Zeldin and Trump asserted that freezing these grants — which, organizers say, happened without any forewarning from the EPA, sometimes in the middle of grant disbursal and sometimes without communities seeing any money at all — was justified as a way to end the “green new scam” and “eliminate funding for the globalist climate agenda while unleashing American energy production,” according to a White House fact sheet.
A year later, many other communities beyond Sauget are also experiencing the grant terminations in starker terms. In Pocatello, Idaho, some of the town’s unsewered neighborhoods still face the unsanitary hardships of nitrate contamination from septic systems in their drinking water source. In the South Bronx, New York, one community remains vulnerable to extreme flooding, in part because their plan to revitalizing a dilapidated waterfront park has been defunded. And in South Dakota, the Flandreau Santee Sioux Tribe’s plan to use $19.9 million in grant funding to (among other things) rebuild a long-unusable bridge, build resilience hubs, weatherize buildings, and install solar panels on the homes of community elders remains just a plan.
“For many communities, they’ve been going through the stages of grief,” said Hoover. “First was disbelief, because they know the merits of these projects. They know how badly it’s needed by the community. That has evolved over time into disappointment that the agency has been unwilling to reconsider, even after seeing cases like Kipnuk, Alaska, where EPA terminated a grant for flood prevention and then the town was washed away in a flood.”
The communities and organizations around the country who lost funding have responded in a variety of ways. Some, like United Congregations of Metro-East in East St. Louis, are hopeful that other forms of funding will turn up — and are refocusing on other projects.
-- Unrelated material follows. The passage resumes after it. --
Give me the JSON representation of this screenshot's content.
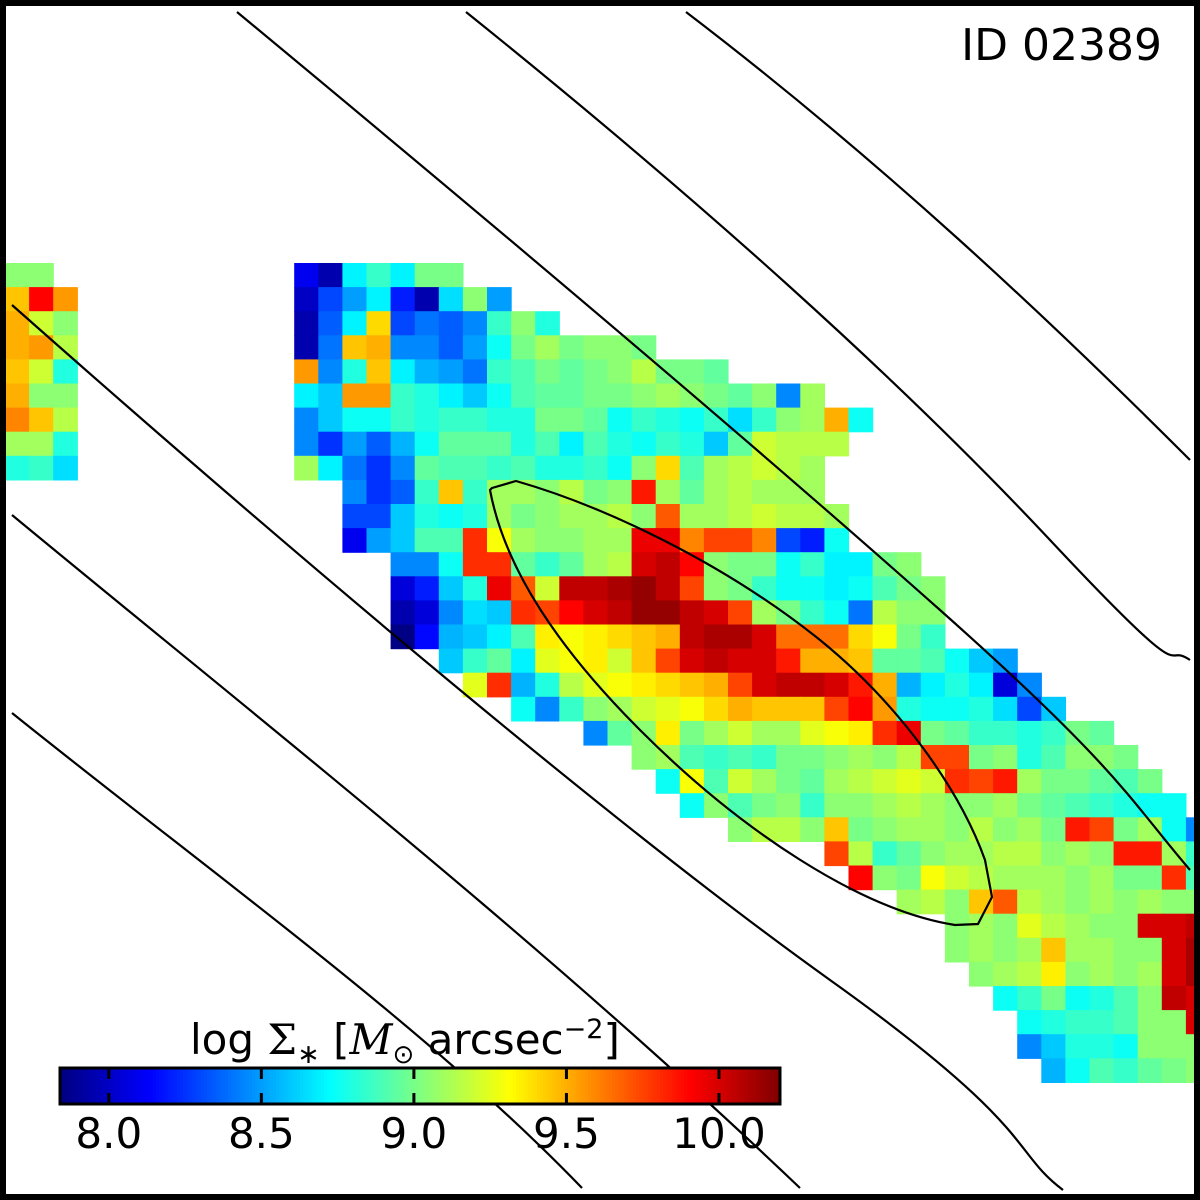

Other municipalities and nonprofits are still involved in litigation against the EPA, hoping to recoup some of the losses they’ve sustained in money and in time.
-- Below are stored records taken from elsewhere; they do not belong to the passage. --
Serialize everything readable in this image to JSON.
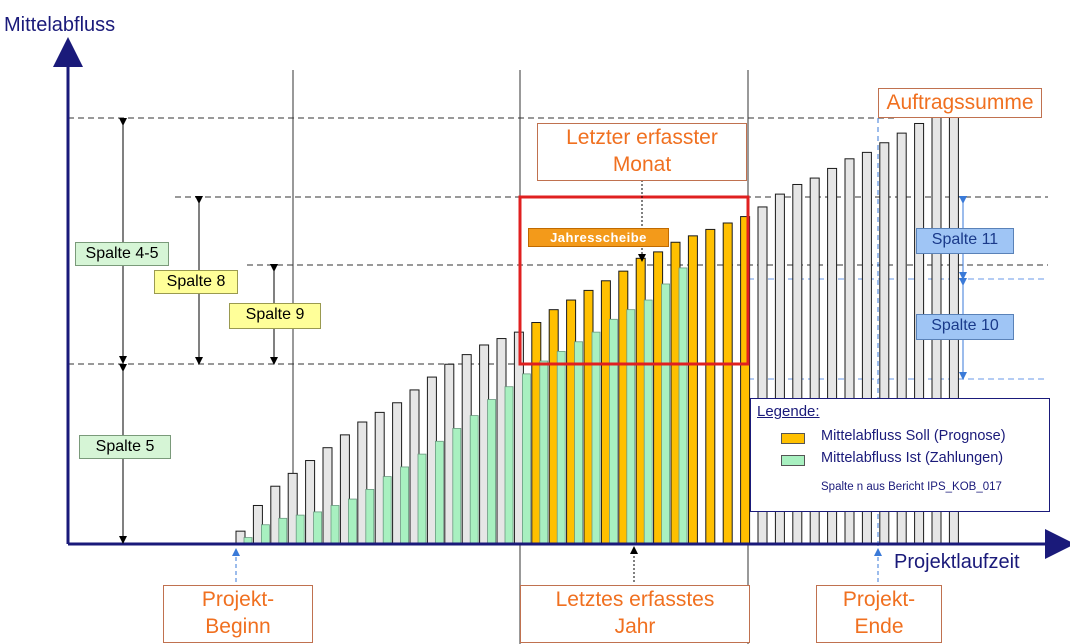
{
  "axes": {
    "y_label": "Mittelabfluss",
    "x_label": "Projektlaufzeit"
  },
  "labels": {
    "auftragssumme": "Auftragssumme",
    "letzter_monat": "Letzter erfasster Monat",
    "letzter_monat_line1": "Letzter erfasster",
    "letzter_monat_line2": "Monat",
    "jahresscheibe": "Jahresscheibe",
    "projekt_beginn_1": "Projekt-",
    "projekt_beginn_2": "Beginn",
    "letztes_jahr_1": "Letztes erfasstes",
    "letztes_jahr_2": "Jahr",
    "projekt_ende_1": "Projekt-",
    "projekt_ende_2": "Ende"
  },
  "columns": {
    "spalte_4_5": "Spalte 4-5",
    "spalte_5": "Spalte 5",
    "spalte_8": "Spalte 8",
    "spalte_9": "Spalte 9",
    "spalte_10": "Spalte 10",
    "spalte_11": "Spalte 11"
  },
  "legend": {
    "title": "Legende:",
    "soll": "Mittelabfluss Soll (Prognose)",
    "ist": "Mittelabfluss Ist (Zahlungen)",
    "source": "Spalte n aus Bericht IPS_KOB_017"
  },
  "colors": {
    "soll": "#ffc000",
    "soll_border": "#1a1a1a",
    "ist": "#a8f0c0",
    "gray": "#e6e6e6",
    "axis": "#1a1a7a",
    "red_box": "#e02020",
    "orange_text": "#f07020"
  },
  "chart_data": {
    "type": "bar",
    "series": [
      {
        "name": "Mittelabfluss Soll (Prognose)",
        "values": [
          0.04,
          0.12,
          0.18,
          0.22,
          0.26,
          0.3,
          0.34,
          0.38,
          0.41,
          0.44,
          0.48,
          0.52,
          0.56,
          0.59,
          0.62,
          0.64,
          0.66,
          0.69,
          0.73,
          0.76,
          0.79,
          0.82,
          0.85,
          0.89,
          0.91,
          0.94,
          0.96,
          0.98,
          1.0,
          1.02,
          1.05,
          1.09,
          1.12,
          1.14,
          1.17,
          1.2,
          1.22,
          1.25,
          1.28,
          1.31,
          1.33,
          1.35
        ]
      },
      {
        "name": "Mittelabfluss Ist (Zahlungen)",
        "values": [
          0.02,
          0.06,
          0.08,
          0.09,
          0.1,
          0.12,
          0.14,
          0.17,
          0.21,
          0.24,
          0.28,
          0.32,
          0.36,
          0.4,
          0.45,
          0.49,
          0.53,
          0.57,
          0.6,
          0.63,
          0.66,
          0.7,
          0.73,
          0.76,
          0.81,
          0.86
        ]
      }
    ]
  }
}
In South Dakota, rather than making an appeal, the town of Flandreau ended up closing its application for a grant to bring solar power to the homes of some Flandreau Santee Sioux Nation members, according to Rhonda Conn, the associate director of Native Sun Community Power Development, the nonprofit which hoped to work with the town and tribe.
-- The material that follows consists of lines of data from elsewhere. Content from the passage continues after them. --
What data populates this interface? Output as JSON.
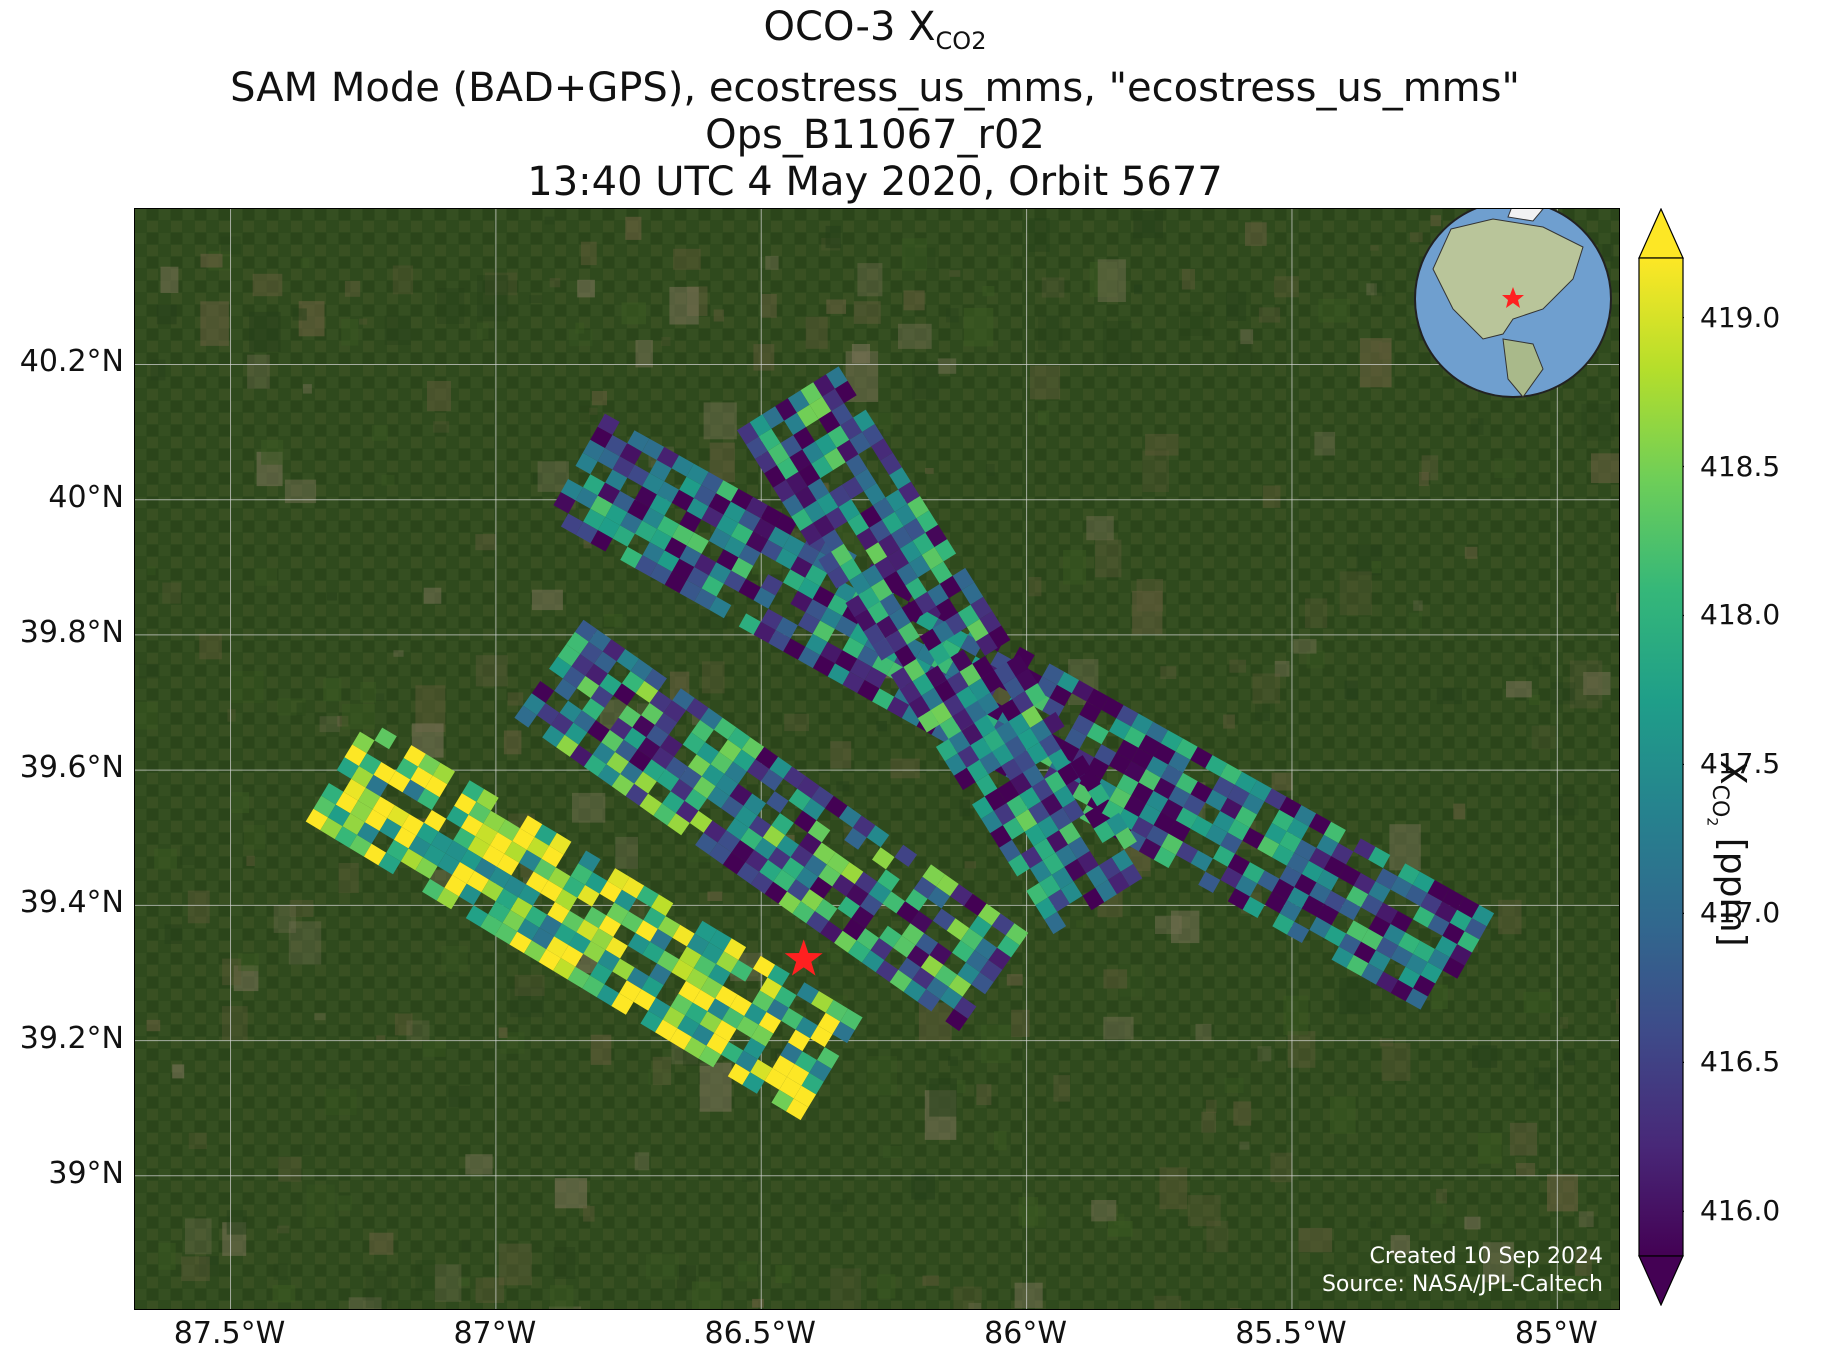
{
  "title": {
    "line1_prefix": "OCO-3 X",
    "line1_sub": "CO2",
    "line2": "SAM Mode (BAD+GPS), ecostress_us_mms, \"ecostress_us_mms\"",
    "line3": "Ops_B11067_r02",
    "line4": "13:40 UTC 4 May 2020, Orbit 5677"
  },
  "map": {
    "lon_range": [
      -87.68,
      -84.88
    ],
    "lat_range": [
      38.8,
      40.43
    ],
    "lat_ticks": [
      {
        "value": 40.2,
        "label": "40.2°N"
      },
      {
        "value": 40.0,
        "label": "40°N"
      },
      {
        "value": 39.8,
        "label": "39.8°N"
      },
      {
        "value": 39.6,
        "label": "39.6°N"
      },
      {
        "value": 39.4,
        "label": "39.4°N"
      },
      {
        "value": 39.2,
        "label": "39.2°N"
      },
      {
        "value": 39.0,
        "label": "39°N"
      }
    ],
    "lon_ticks": [
      {
        "value": -87.5,
        "label": "87.5°W"
      },
      {
        "value": -87.0,
        "label": "87°W"
      },
      {
        "value": -86.5,
        "label": "86.5°W"
      },
      {
        "value": -86.0,
        "label": "86°W"
      },
      {
        "value": -85.5,
        "label": "85.5°W"
      },
      {
        "value": -85.0,
        "label": "85°W"
      }
    ],
    "target_marker": {
      "lon": -86.42,
      "lat": 39.32,
      "color": "#ff2020"
    },
    "basemap_color": "#2f4a1d",
    "credit_line1": "Created 10 Sep 2024",
    "credit_line2": "Source: NASA/JPL-Caltech"
  },
  "colorbar": {
    "title_prefix": "X",
    "title_sub": "CO",
    "title_subsub": "2",
    "title_suffix": " [ppm]",
    "vmin": 415.85,
    "vmax": 419.2,
    "colormap": "viridis",
    "extend": "both",
    "ticks": [
      "416.0",
      "416.5",
      "417.0",
      "417.5",
      "418.0",
      "418.5",
      "419.0"
    ]
  },
  "chart_data": {
    "type": "heatmap",
    "variable": "XCO2 [ppm]",
    "swaths": [
      {
        "lon_start": -86.85,
        "lat_start": 40.05,
        "lon_end": -85.15,
        "lat_end": 39.3,
        "mean_xco2": 416.8
      },
      {
        "lon_start": -86.45,
        "lat_start": 40.15,
        "lon_end": -85.85,
        "lat_end": 39.4,
        "mean_xco2": 417.0
      },
      {
        "lon_start": -87.3,
        "lat_start": 39.6,
        "lon_end": -86.35,
        "lat_end": 39.15,
        "mean_xco2": 418.6
      },
      {
        "lon_start": -86.9,
        "lat_start": 39.75,
        "lon_end": -86.05,
        "lat_end": 39.28,
        "mean_xco2": 417.2
      }
    ]
  }
}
Native Sun has pushed on to seek funding sources for its other work. The organization secured some local and private funding, but nothing at the scale of the EPA Community Change money has materialized, Conn said. In the process, Native Sun has been forced to work on a very lean budget — no permanent office space, few workers, and few plans to expand. These days, they’re spending more time working on renewable energy workforce development with the state of Minnesota, as opposed to taking big, costly swings at new infrastructure projects.
“For us, the infrastructure stuff is not going to go away,” Conn said. “It’s just about where we’re balancing our energy right now.”
In green energy and disaster resilience work, organizations are competing under higher pressure for less money. “There are still some grant and loan programs operating at lower levels across the government, there are still sources of state, local, and private funding,” Hoover said. “But there are not multi-billion dollar sources of funding commensurate with what the Trump administration terminated.”
“It’s very stressful,” Conn said. “Because everybody now is scrambling for the same pot of money, and there isn’t enough of it.”